Coordinates untouched by the batch are neither regularized nor stepped (lazy). w0 is touched by every row, so it is updated every batch. The batch-mean divides by the actual batch length, so a full final partial batch is handled correctly.

batch_size=1 reduces exactly to the per-row update above (one row per batch ⇒ mean over one row, L2 on the frozen value = current value), so it is bit-for-bit identical to the v0.1 path. Rows within a batch are accumulated in row_orders order so the floating-point sum matches between the NumPy reference and the Rust kernel.

Parallelism (Rust, v0.2)

Deterministic parallel-accumulate, serial-apply with rayon (n_jobs threads), not lock-free Hogwild — chosen so results stay reproducible and parity-testable. Within each batch:

  • the batch's rows are split into n_jobs contiguous chunks; each chunk's gradients are accumulated into its own partial accumulator on a separate thread (the frozen batch-start parameters are read-only, so no races);
  • the partial accumulators are reduced in chunk order into one, then a single serial flush applies the updates (and steps the AdaGrad/Adam state once).

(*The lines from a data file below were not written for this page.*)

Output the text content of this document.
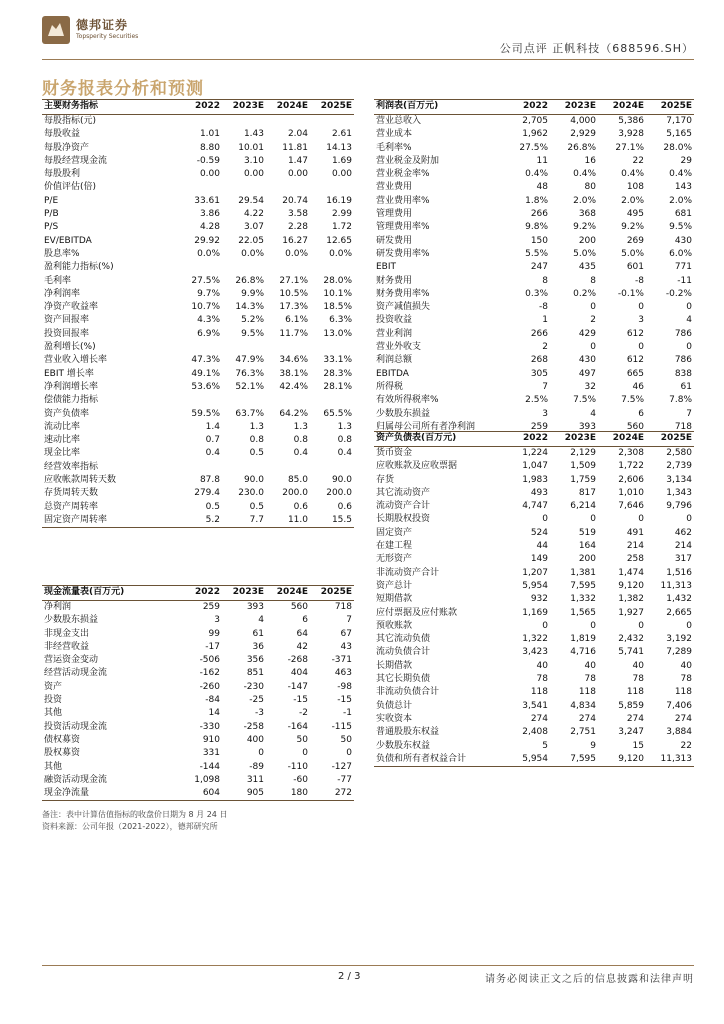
德邦证券
Topsperity Securities
公司点评 正帆科技（688596.SH）
财务报表分析和预测
主要财务指标	2022	2023E	2024E	2025E
每股指标(元)				
每股收益	1.01	1.43	2.04	2.61
每股净资产	8.80	10.01	11.81	14.13
每股经营现金流	-0.59	3.10	1.47	1.69
每股股利	0.00	0.00	0.00	0.00
价值评估(倍)				
P/E	33.61	29.54	20.74	16.19
P/B	3.86	4.22	3.58	2.99
P/S	4.28	3.07	2.28	1.72
EV/EBITDA	29.92	22.05	16.27	12.65
股息率%	0.0%	0.0%	0.0%	0.0%
盈利能力指标(%)				
毛利率	27.5%	26.8%	27.1%	28.0%
净利润率	9.7%	9.9%	10.5%	10.1%
净资产收益率	10.7%	14.3%	17.3%	18.5%
资产回报率	4.3%	5.2%	6.1%	6.3%
投资回报率	6.9%	9.5%	11.7%	13.0%
盈利增长(%)				
营业收入增长率	47.3%	47.9%	34.6%	33.1%
EBIT 增长率	49.1%	76.3%	38.1%	28.3%
净利润增长率	53.6%	52.1%	42.4%	28.1%
偿债能力指标				
资产负债率	59.5%	63.7%	64.2%	65.5%
流动比率	1.4	1.3	1.3	1.3
速动比率	0.7	0.8	0.8	0.8
现金比率	0.4	0.5	0.4	0.4
经营效率指标				
应收帐款周转天数	87.8	90.0	85.0	90.0
存货周转天数	279.4	230.0	200.0	200.0
总资产周转率	0.5	0.5	0.6	0.6
固定资产周转率	5.2	7.7	11.0	15.5
现金流量表(百万元)	2022	2023E	2024E	2025E
净利润	259	393	560	718
少数股东损益	3	4	6	7
非现金支出	99	61	64	67
非经营收益	-17	36	42	43
营运资金变动	-506	356	-268	-371
经营活动现金流	-162	851	404	463
资产	-260	-230	-147	-98
投资	-84	-25	-15	-15
其他	14	-3	-2	-1
投资活动现金流	-330	-258	-164	-115
债权募资	910	400	50	50
股权募资	331	0	0	0
其他	-144	-89	-110	-127
融资活动现金流	1,098	311	-60	-77
现金净流量	604	905	180	272
利润表(百万元)	2022	2023E	2024E	2025E
营业总收入	2,705	4,000	5,386	7,170
营业成本	1,962	2,929	3,928	5,165
毛利率%	27.5%	26.8%	27.1%	28.0%
营业税金及附加	11	16	22	29
营业税金率%	0.4%	0.4%	0.4%	0.4%
营业费用	48	80	108	143
营业费用率%	1.8%	2.0%	2.0%	2.0%
管理费用	266	368	495	681
管理费用率%	9.8%	9.2%	9.2%	9.5%
研发费用	150	200	269	430
研发费用率%	5.5%	5.0%	5.0%	6.0%
EBIT	247	435	601	771
财务费用	8	8	-8	-11
财务费用率%	0.3%	0.2%	-0.1%	-0.2%
资产减值损失	-8	0	0	0
投资收益	1	2	3	4
营业利润	266	429	612	786
营业外收支	2	0	0	0
利润总额	268	430	612	786
EBITDA	305	497	665	838
所得税	7	32	46	61
有效所得税率%	2.5%	7.5%	7.5%	7.8%
少数股东损益	3	4	6	7
归属母公司所有者净利润	259	393	560	718
资产负债表(百万元)	2022	2023E	2024E	2025E
货币资金	1,224	2,129	2,308	2,580
应收账款及应收票据	1,047	1,509	1,722	2,739
存货	1,983	1,759	2,606	3,134
其它流动资产	493	817	1,010	1,343
流动资产合计	4,747	6,214	7,646	9,796
长期股权投资	0	0	0	0
固定资产	524	519	491	462
在建工程	44	164	214	214
无形资产	149	200	258	317
非流动资产合计	1,207	1,381	1,474	1,516
资产总计	5,954	7,595	9,120	11,313
短期借款	932	1,332	1,382	1,432
应付票据及应付账款	1,169	1,565	1,927	2,665
预收账款	0	0	0	0
其它流动负债	1,322	1,819	2,432	3,192
流动负债合计	3,423	4,716	5,741	7,289
长期借款	40	40	40	40
其它长期负债	78	78	78	78
非流动负债合计	118	118	118	118
负债总计	3,541	4,834	5,859	7,406
实收资本	274	274	274	274
普通股股东权益	2,408	2,751	3,247	3,884
少数股东权益	5	9	15	22
负债和所有者权益合计	5,954	7,595	9,120	11,313
备注：表中计算估值指标的收盘价日期为 8 月 24 日
资料来源：公司年报（2021-2022），德邦研究所
2 / 3	请务必阅读正文之后的信息披露和法律声明
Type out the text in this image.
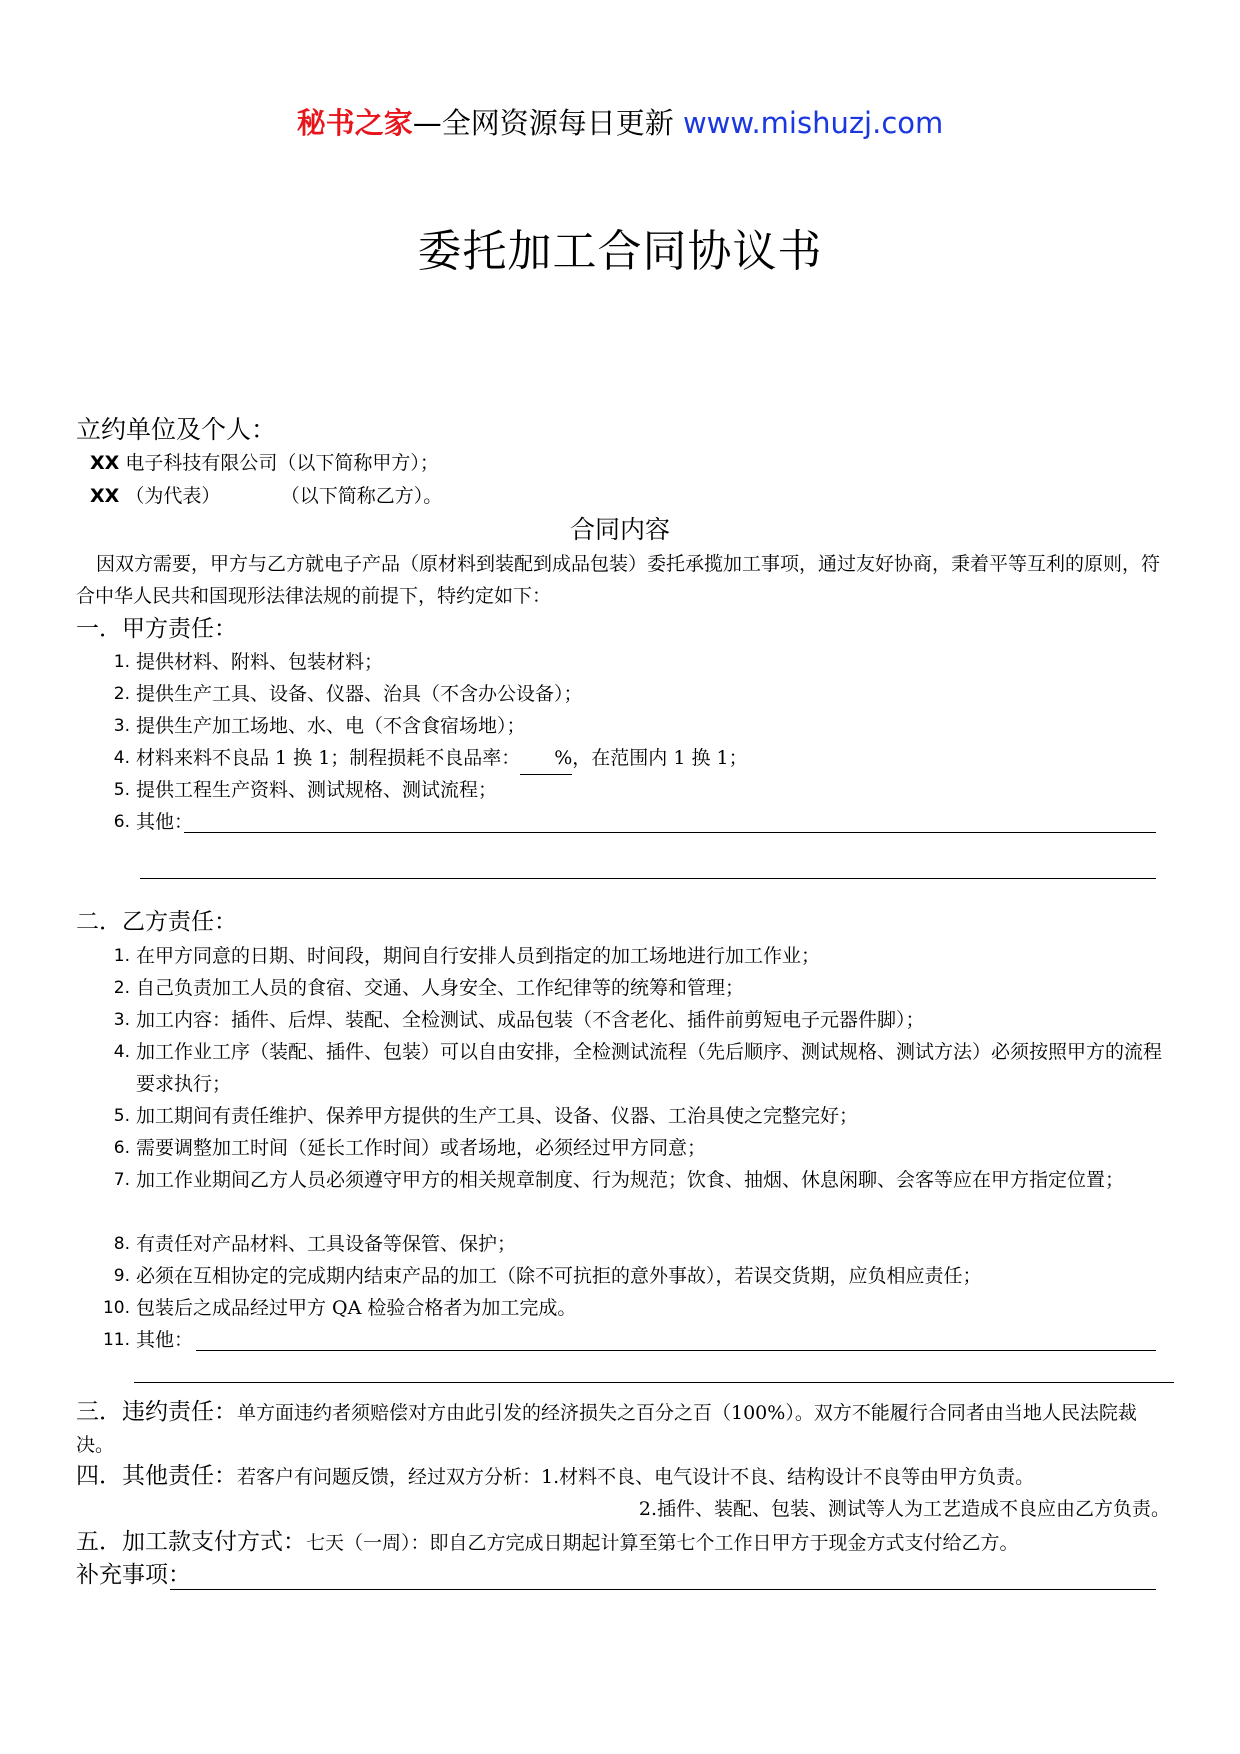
秘书之家—全网资源每日更新 www.mishuzj.com
委托加工合同协议书
立约单位及个人：
XX 电子科技有限公司（以下简称甲方）；
XX （为代表）          （以下简称乙方）。
合同内容
因双方需要，甲方与乙方就电子产品（原材料到装配到成品包装）委托承揽加工事项，通过友好协商，秉着平等互利的原则，符合中华人民共和国现形法律法规的前提下，特约定如下：
一．甲方责任：
1. 提供材料、附料、包装材料；
2. 提供生产工具、设备、仪器、治具（不含办公设备）；
3. 提供生产加工场地、水、电（不含食宿场地）；
4. 材料来料不良品 1 换 1；制程损耗不良品率： %，在范围内 1 换 1；
5. 提供工程生产资料、测试规格、测试流程；
6. 其他：
二．乙方责任：
1. 在甲方同意的日期、时间段，期间自行安排人员到指定的加工场地进行加工作业；
2. 自己负责加工人员的食宿、交通、人身安全、工作纪律等的统筹和管理；
3. 加工内容：插件、后焊、装配、全检测试、成品包装（不含老化、插件前剪短电子元器件脚）；
4. 加工作业工序（装配、插件、包装）可以自由安排，全检测试流程（先后顺序、测试规格、测试方法）必须按照甲方的流程要求执行；
5. 加工期间有责任维护、保养甲方提供的生产工具、设备、仪器、工治具使之完整完好；
6. 需要调整加工时间（延长工作时间）或者场地，必须经过甲方同意；
7. 加工作业期间乙方人员必须遵守甲方的相关规章制度、行为规范；饮食、抽烟、休息闲聊、会客等应在甲方指定位置；
8. 有责任对产品材料、工具设备等保管、保护；
9. 必须在互相协定的完成期内结束产品的加工（除不可抗拒的意外事故），若误交货期，应负相应责任；
10. 包装后之成品经过甲方 QA 检验合格者为加工完成。
11. 其他：
三．违约责任：单方面违约者须赔偿对方由此引发的经济损失之百分之百（100%）。双方不能履行合同者由当地人民法院裁决。
四．其他责任：若客户有问题反馈，经过双方分析：1.材料不良、电气设计不良、结构设计不良等由甲方负责。
2.插件、装配、包装、测试等人为工艺造成不良应由乙方负责。
五．加工款支付方式：七天（一周）：即自乙方完成日期起计算至第七个工作日甲方于现金方式支付给乙方。
补充事项：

Parallelism therefore only acts when batch_size > 1 (a batch_size=1 batch is a single row/chunk). The contract:

  • n_jobs=1 is the canonical serial path and is bit-identical to the NumPy reference;
  • n_jobs>1 is reproducible for a fixed n_jobs (contiguous chunking + fixed-order reduction), differing from n_jobs=1 only in floating-point summation order (parity-tested to a loose tolerance);
  • different n_jobs values may differ at that tolerance.

FM binary and FFM parallelize; multiclass-softmax FM trains serially in v0.2 (n_jobs is accepted but ignored for it).